Day 3: The third and final day was spent on making the resulting project more useful: checkpointing and visually testing the model on the calculator. The hardest part of adding checkpointing was creating a C++ class to store the checkpointed state back to an AppVar on PC, primarily because the
simple_cnn project I modified and ported was built without the normal separation between class declarations in headers and definitions in implementation files. Adding visual outputs to inference on the calculator was also not difficult, merely the rote creation of routines to scale the images while writing pixels to
vram. In testing, the network consistently classified 10/10 or occasionally 9/10 of the samples correctly, the errors usually being characters that a human would also misclassify (e.g., a 3 with part of the bottom curve off the bottom of the image, thus resembling a 2). Inference takes about 18 seconds of realtime; the animated screenshot below has been sped up to about 2x speed.
“AI” on a Calculator: The Results
In three days, I was able to port a C++ CNN classifier for handwritten digits to the TI-84 Plus CE graphing calculator, solving systems challenges to fit the program on a resource-constrained platform. Although the calculator can run both training and inference, at its current speed it would require 1316 hours (55 days) to train on all 60,000 images in the dataset, or even 76 hours for the 3,486 samples that could fit in the calculator’s Flash memory. Therefore, it was prudent to train the network on a computer (requiring less than 5 minutes), transfer the checkpointed network state, and run inference on the calculator: inference takes around 18 seconds. The trained network achieves better than 95% accuracy, and qualitatively, its predictions make sense. Future work includes allowing the user to sketch a digit directly on the calculator to demonstrate truly online classification.
The biggest source of slowdown is ez80 CPU’s lack of floating-point operations. IEEE754 floats are emulated in software, and training a neural network is composed primarily of addition, multiplication, and division operations. Per the Future Work section, this is a tractable problem: optimized software floats or fixed-point floats could accelerate this.
Many academic papers include a aspirational and highly optimistic “future work” section discussing ways in which the project could but probably won’t continue to develop in the future. In that vein, should I find the time, the biggest improvements I’d like to make are to the speed. 79 seconds to train and 18 seconds for inference are far from ideal; possible optimization strategies include:
- Switching to better-optimized software floats.
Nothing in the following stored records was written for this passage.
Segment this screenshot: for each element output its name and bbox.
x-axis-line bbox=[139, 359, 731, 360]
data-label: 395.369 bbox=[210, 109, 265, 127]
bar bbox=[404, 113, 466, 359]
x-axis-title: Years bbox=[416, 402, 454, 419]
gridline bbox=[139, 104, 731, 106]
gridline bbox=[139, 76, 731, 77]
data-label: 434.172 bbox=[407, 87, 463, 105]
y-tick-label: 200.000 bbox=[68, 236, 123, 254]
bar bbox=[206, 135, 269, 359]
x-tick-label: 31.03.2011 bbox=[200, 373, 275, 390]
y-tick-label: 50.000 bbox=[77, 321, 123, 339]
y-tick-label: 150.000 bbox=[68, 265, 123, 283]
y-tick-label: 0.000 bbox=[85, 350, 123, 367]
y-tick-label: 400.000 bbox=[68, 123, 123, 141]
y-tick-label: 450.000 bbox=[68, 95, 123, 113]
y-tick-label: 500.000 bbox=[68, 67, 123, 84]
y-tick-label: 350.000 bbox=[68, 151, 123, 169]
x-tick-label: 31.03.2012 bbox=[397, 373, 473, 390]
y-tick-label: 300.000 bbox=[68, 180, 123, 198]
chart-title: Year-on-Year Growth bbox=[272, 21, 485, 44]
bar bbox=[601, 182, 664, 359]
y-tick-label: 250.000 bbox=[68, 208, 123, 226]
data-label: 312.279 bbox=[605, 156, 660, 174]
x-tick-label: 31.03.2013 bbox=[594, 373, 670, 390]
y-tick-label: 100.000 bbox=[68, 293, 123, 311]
- Using fixed-point numbers.
Accuracy of the system is a secondary concern. Improving accuracy would be most easily effected by making the network more complex. The network currently in use barely fits, so tricks would be necessary to store a larger network. The obvious strategy would be to perform quantization of weights and node values (e.g., to 16-bit or 24-bit floats) and expand these values to 32-bit floats only when mathematical operations need to be directly performed on the values.
Finally, as mentioned above, I would like to use the excellent USB libraries the community has created to attach a mouse to the calculator, allowing the user to directly sketch a digit for recognition.